Before You Say, “I Do”

It is no secret that divorces tend to be emotionally painful, protracted, and very expensive. The filing for divorce is only the beginning and these issues are usually brought on when the parties are determining the terms of the divorce who keeps the house, what happens to the money in joint bank accounts, whether there will be spousal support, etc. One way to minimize the difficulty of this process is to have a premarital agreement, colloquially referred to as a “Prenup.”

In situations where one partner expresses any hint of wanting a Prenup to the other, the other’s reaction is usually one of disapproval. Understandably, when we hear the word “Prenup,” negative associations, such as noncommitment, usually come to mind. Another common association with prenups is that only people with significant assets utilize them. The stigma behind premarital agreements must change. They should not be thought of as casting doubt on the strength of the marriage or as something only wealthy people use, but rather as a pragmatic protective measure against the potential emotional chaos and financial disputes inherent in a divorce. Premarital agreements can spell out the terms of a divorce, such as how assets are to be divided, simplifying and speeding up the process, which in turn saves emotional stress and attorneys’ fees.

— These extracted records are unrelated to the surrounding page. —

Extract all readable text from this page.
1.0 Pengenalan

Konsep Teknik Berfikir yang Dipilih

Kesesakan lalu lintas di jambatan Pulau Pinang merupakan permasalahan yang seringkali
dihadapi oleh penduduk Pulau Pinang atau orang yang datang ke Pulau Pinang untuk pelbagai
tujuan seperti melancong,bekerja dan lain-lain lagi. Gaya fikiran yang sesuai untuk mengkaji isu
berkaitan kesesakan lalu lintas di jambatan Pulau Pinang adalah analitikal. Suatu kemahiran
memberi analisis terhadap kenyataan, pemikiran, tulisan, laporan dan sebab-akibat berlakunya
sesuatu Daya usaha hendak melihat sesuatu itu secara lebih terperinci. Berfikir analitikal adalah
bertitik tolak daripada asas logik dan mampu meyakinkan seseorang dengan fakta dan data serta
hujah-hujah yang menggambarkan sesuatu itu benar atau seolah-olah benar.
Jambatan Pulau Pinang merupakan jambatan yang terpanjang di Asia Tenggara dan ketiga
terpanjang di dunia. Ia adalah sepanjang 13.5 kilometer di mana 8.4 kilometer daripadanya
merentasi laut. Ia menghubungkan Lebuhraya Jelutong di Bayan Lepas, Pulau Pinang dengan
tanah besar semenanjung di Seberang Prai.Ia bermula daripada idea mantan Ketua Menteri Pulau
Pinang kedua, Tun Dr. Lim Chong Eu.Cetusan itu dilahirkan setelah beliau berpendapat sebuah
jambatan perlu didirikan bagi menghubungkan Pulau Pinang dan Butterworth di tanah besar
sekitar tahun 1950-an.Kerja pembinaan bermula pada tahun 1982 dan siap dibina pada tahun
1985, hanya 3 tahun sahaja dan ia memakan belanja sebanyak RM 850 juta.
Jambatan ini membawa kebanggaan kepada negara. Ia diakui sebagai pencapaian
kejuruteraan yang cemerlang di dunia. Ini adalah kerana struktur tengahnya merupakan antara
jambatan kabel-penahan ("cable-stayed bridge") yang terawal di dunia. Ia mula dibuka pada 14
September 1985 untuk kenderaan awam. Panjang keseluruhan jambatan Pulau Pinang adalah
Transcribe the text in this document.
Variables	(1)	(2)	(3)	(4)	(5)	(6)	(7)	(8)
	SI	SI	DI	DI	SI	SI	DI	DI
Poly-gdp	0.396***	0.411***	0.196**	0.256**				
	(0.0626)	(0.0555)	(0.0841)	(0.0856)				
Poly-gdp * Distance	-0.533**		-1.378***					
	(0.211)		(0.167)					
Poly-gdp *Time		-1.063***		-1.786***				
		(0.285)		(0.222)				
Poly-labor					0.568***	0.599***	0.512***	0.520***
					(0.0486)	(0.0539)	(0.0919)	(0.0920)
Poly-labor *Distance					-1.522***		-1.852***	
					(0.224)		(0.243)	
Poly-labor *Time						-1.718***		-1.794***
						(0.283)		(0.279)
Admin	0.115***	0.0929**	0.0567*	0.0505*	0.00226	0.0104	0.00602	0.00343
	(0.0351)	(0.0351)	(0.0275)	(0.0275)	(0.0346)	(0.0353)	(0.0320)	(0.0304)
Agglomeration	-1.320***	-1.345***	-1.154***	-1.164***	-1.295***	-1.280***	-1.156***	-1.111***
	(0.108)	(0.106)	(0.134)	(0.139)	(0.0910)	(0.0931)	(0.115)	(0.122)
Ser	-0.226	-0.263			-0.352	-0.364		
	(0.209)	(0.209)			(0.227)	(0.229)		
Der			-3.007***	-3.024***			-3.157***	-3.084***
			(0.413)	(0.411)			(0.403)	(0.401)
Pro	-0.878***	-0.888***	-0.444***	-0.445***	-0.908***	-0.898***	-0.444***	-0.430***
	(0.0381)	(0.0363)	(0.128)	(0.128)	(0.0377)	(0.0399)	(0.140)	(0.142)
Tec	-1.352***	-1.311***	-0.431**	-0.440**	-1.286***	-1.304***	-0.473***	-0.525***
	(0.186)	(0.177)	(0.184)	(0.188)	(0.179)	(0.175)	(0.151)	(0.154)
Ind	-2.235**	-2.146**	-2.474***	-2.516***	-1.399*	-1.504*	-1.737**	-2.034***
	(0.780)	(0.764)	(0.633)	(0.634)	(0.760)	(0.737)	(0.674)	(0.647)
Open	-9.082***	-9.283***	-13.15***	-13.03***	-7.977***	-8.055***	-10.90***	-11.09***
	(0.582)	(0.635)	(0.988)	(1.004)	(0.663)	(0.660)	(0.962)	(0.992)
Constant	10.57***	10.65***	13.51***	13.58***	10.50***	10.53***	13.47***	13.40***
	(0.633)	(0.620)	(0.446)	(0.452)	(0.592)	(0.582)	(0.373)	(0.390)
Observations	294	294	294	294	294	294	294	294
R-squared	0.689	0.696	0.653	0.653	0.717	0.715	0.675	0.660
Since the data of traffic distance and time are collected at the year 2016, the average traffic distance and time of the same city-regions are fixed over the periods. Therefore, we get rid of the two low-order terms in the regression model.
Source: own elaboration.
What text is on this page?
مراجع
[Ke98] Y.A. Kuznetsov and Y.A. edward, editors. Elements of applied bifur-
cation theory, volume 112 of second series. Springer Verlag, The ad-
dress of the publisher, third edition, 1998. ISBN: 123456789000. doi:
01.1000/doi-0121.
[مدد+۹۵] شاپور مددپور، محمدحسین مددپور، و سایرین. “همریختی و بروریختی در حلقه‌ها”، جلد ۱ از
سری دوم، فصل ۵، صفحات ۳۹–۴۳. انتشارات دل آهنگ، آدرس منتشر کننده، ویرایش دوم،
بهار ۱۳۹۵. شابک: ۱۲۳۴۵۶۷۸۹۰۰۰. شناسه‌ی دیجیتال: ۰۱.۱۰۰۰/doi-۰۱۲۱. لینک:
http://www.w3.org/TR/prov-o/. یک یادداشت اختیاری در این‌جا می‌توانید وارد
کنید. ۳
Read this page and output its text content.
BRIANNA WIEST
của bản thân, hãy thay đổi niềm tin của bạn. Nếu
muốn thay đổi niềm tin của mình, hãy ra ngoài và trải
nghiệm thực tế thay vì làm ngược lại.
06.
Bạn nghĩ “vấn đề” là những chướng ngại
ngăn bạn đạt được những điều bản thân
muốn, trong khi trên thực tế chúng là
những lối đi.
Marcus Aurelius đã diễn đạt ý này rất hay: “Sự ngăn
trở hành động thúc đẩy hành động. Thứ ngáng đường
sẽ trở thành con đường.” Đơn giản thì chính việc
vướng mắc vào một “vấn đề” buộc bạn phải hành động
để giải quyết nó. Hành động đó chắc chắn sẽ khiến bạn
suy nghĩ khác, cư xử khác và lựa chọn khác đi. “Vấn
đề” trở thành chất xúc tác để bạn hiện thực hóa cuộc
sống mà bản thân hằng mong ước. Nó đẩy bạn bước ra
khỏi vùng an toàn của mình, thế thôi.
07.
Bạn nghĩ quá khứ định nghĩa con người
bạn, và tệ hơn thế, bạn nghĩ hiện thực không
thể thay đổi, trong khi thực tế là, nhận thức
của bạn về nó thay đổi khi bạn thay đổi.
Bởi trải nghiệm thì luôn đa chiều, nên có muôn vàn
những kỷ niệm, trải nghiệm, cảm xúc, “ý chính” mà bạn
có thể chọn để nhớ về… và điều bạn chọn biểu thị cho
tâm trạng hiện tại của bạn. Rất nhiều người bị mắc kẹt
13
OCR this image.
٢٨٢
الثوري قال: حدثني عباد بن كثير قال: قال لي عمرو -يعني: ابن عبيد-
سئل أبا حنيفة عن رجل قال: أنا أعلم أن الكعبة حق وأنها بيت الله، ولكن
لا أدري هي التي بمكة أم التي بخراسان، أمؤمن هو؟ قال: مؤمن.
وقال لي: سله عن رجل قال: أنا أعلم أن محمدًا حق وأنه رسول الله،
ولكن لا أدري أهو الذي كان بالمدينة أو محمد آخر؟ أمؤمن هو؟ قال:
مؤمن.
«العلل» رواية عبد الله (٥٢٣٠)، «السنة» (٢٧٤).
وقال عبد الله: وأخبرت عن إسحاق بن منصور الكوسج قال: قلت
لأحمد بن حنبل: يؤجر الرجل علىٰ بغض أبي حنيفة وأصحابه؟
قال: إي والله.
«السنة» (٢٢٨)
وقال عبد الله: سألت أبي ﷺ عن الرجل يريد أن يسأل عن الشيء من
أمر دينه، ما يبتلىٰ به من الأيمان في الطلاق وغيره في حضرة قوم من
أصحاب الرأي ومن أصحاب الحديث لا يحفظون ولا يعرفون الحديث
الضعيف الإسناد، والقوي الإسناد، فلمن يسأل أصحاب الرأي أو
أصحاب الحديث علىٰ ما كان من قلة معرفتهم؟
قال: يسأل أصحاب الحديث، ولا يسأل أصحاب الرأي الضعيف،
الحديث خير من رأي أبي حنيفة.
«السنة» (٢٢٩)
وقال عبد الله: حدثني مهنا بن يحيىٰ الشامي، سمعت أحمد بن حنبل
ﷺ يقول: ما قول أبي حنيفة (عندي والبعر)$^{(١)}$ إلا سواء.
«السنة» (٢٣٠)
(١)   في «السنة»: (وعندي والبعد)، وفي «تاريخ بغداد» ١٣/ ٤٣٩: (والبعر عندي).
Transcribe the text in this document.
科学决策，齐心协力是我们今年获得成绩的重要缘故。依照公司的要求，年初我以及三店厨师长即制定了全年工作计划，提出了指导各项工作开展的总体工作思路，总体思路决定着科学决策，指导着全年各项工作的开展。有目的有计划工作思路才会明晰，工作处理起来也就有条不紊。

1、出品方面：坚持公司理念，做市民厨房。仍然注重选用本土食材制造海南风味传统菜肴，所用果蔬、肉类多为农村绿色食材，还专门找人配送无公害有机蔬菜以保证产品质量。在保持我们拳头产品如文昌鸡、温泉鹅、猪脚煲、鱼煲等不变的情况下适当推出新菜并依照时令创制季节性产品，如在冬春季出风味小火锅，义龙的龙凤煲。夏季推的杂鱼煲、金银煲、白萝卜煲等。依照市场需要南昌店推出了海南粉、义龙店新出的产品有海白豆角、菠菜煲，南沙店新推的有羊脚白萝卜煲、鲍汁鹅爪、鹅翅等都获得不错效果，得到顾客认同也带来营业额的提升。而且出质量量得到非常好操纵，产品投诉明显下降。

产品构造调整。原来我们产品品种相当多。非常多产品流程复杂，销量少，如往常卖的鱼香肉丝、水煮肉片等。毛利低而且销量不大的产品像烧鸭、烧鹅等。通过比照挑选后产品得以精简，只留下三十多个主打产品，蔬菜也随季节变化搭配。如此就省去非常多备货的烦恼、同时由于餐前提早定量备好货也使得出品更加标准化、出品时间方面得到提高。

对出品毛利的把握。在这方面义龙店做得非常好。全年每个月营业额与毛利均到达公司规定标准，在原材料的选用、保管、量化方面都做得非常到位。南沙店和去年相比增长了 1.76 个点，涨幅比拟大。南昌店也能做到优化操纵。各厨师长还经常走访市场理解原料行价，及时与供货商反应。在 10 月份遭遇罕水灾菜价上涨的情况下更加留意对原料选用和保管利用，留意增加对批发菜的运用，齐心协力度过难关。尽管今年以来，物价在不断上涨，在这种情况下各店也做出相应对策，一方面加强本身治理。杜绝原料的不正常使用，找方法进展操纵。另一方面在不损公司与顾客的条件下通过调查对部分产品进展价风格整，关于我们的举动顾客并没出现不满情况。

When considering having a premarital agreement, it is important to remember these three important points: (1) you can contract about almost everything; (2) there must be full disclosure; and (3) enforcement is not automatic.

While a premarital agreement can have terms about almost anything, any term addressing the custody of children or child support will be unenforceable. A premarital agreement can help spare heartache and stress of asset division, but cannot address any issues relating to children. If it contains terms surrounding issues relating to children, those portions will be stricken and the rest of the agreement will remain.

Before the parties execute the agreement, they must have fully disclosed all assets to the each other. This helps to ensure that the parties understand the extent of their rights and what it is they are agreeing to. In the event that enforcement of the premarital agreement is necessary, one spouse’s failure to fully disclose all assets can render the agreement unenforceable.

Lastly, before a premarital agreement can be enforced, it must pass two tests; it must be fair and reasonable, (1) at the time of its signing, and (2) at the time of its enforcement. Factors such as one party’s not receiving legal advice, failure to fully disclose assets, or if the agreement is too one-sided can lead a judge to find the agreement not fair and reasonable at its signing. A common concern about prenups is that during the marriage, financial situations can change drastically and the prenup will leave one spouse at a significant disadvantage, but the second test helps to allay this concern. If such was the case, then the premarital agreement would not be considered fair and reasonable at the time of its enforcement.

Prenuptial agreements have slowly started to gain acceptance in the legal system, but for many, the idea of a prenuptial agreement still elicits negative feelings. It is important to remember that a prenuptial agreement may very well never be needed after it is signed, but when faced with the reality that “til death do us part” is sometimes cut short, a prenuptial agreement makes sense to protect both spouses from a lengthy and emotional divorce process.